LIVRO: “Shuggie Bain”,
de Douglas Stuart
Tradução | Hugo Gonçalves
Ed. Alfaguara, Setembro de 2021
“Continuaram a dançar e ela tentou sentir-se melhor, bloqueando as dúvidas e a vergonha, permitindo que os sonhos de normalidade se reacendessem. Eugene podia ser aquele que a ajudaria a sair do buraco de vazio onde ela se afundara, um amigo, um amante, um pai. Ela poderia cuidar dele, lavar-lhe a roupa, fazer-lhe a comida; e manter-se-ia impecável. Eugene poderia dar-lhe dinheiro para a casa. Poderiam ir de férias. Ele iria às compras com um carrinho num desses supermercados gigantes de uma grande cadeia. Ela iria amá-lo. Estes eram os seus sonhos.”
Quando, em 1979, Margaret Thatcher assumiu a chefia do executivo britânico, a classe trabalhadora estava longe de adivinhar que, em menos de um nada, o céu desabaria sobre as suas cabeças. Ferranha defensora do conservadorismo e do liberalismo clássico, a “Dama de Ferro” desde cedo mostrou ao que vinha, tratando de encerrar minas e desmantelar estaleiros navais, privatizar empresas estatais, cortar na despesa com serviços sociais e carregar ainda mais nos impostos. Ao mesmo tempo fez aprovar leis para amordaçar o sindicalismo e barrou o direito à greve. Pelo meio, lidou ainda com a Guerra das Malvinas. Teve o mérito de conseguir reverter a situação de marasmo económico e de inflação galopante em que o país mergulhara, mas o processo foi lento e doloroso. Três milhões de britânicos perderam os seus empregos e viram-se obrigados a sobreviver à custa de uma retaguarda social mais que precária. É neste ambiente de depressão e inércia que “Shuggie Bain” centra a acção, traçando o retrato realista de uma franja social desesperançada e profundamente doente, sem força e sem ânimo para buscar a redenção.
Romance de estreia do escocês Douglas Stuart, vencedor em 2020 do prestigiado Man Booker Prize, “Shuggie Bain” faz-nos percorrer os subúrbios de Glasgow pelos olhos de Shuggie, menino forçado a ser homem demasiado cedo, cuidador precário de uma mãe com problemas irresolúveis de adição ao álcool. É de um ponto de vista privilegiado que o leitor assiste ao afundar agónico de uma família que, como tantas outras, se vê encurralada dentro de portas, sobrevivendo à custa de um subsídio miserável destinado, em grande parte, a sustentar o vício. Com Shuggie, vemos o vento cobrir de poeira negra o bairro mineiro de Pithead, as mulheres de leggings desbotadas e galochas, hordas de crianças sujas e mal vestidas a brincarem na lama, a inveja e a maledicência a tomarem conta das conversas, os contadores da electricidade sistematicamente violados, a pobreza do mobiliário, o papel de parede descolado, a falta de comida na mesa, o mais hediondo e cruel bullying, a escalada da violência doméstica, a consciência que se afunda numa lata de cerveja.

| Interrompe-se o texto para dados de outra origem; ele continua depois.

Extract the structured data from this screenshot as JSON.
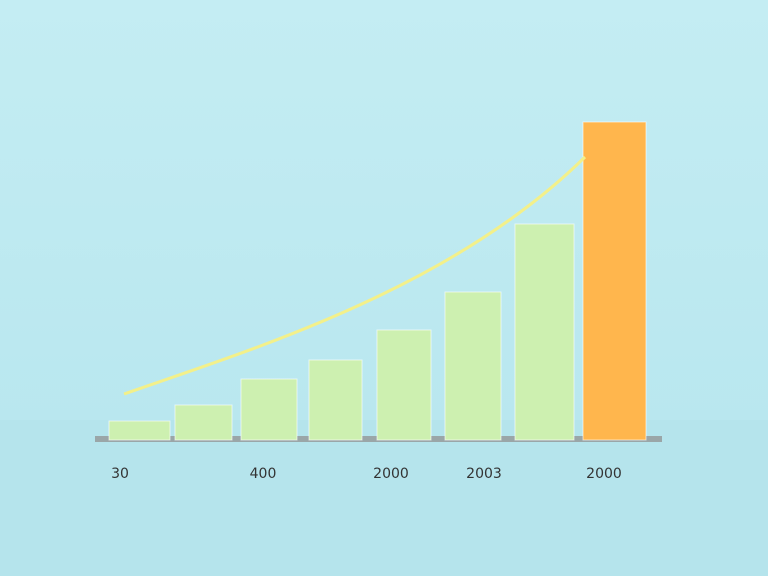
{
  "chart_data": {
    "type": "bar",
    "categories": [
      "30",
      null,
      "400",
      null,
      "2000",
      "2003",
      null,
      "2000"
    ],
    "values": [
      19,
      35,
      61,
      80,
      110,
      148,
      216,
      318
    ],
    "colors": [
      "#cdf0b0",
      "#cdf0b0",
      "#cdf0b0",
      "#cdf0b0",
      "#cdf0b0",
      "#cdf0b0",
      "#cdf0b0",
      "#ffb64d"
    ],
    "ylim": [
      0,
      320
    ]
  }
}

As primeiras páginas do livro são como uma mão forte e vigorosa que se estende para o leitor e o prende para não mais o largar. É imediatamente perceptível o quão poderosa e eloquente é a escrita de Douglas Stuart, devolvendo-nos o prazer dos grandes clássicos da literatura universal, de “Oliver Twist” a “Capitães da Areia”. As descrições, fortemente realistas, mergulham-nos em quadros de tons sombrios, trazendo-nos à memória imagens dos filmes de Stephen Frears, Mike Leigh, David Leland ou Ken Loach. Pautando o ritmo narrativo, a acção manifesta toda a sua urgência e vibração nos poucos momentos em que o gosto de viver parece retomar o fôlego. Na sua maior parte, porém, o tempo mostra-se sincopado e lento, acompanhando as vidas a prazo de quem, após perder a esperança, nada mais tem a perder. Como um dedo que, enterrado na ferida, escarafuncha mais e mais até aos limites do suportável, “Shuggie Bain” faz questão de se revelar por inteiro na sua incomodidade e de manter o leitor em permanente sobressalto. Uma leitura da qual se sai com a alma arranhada.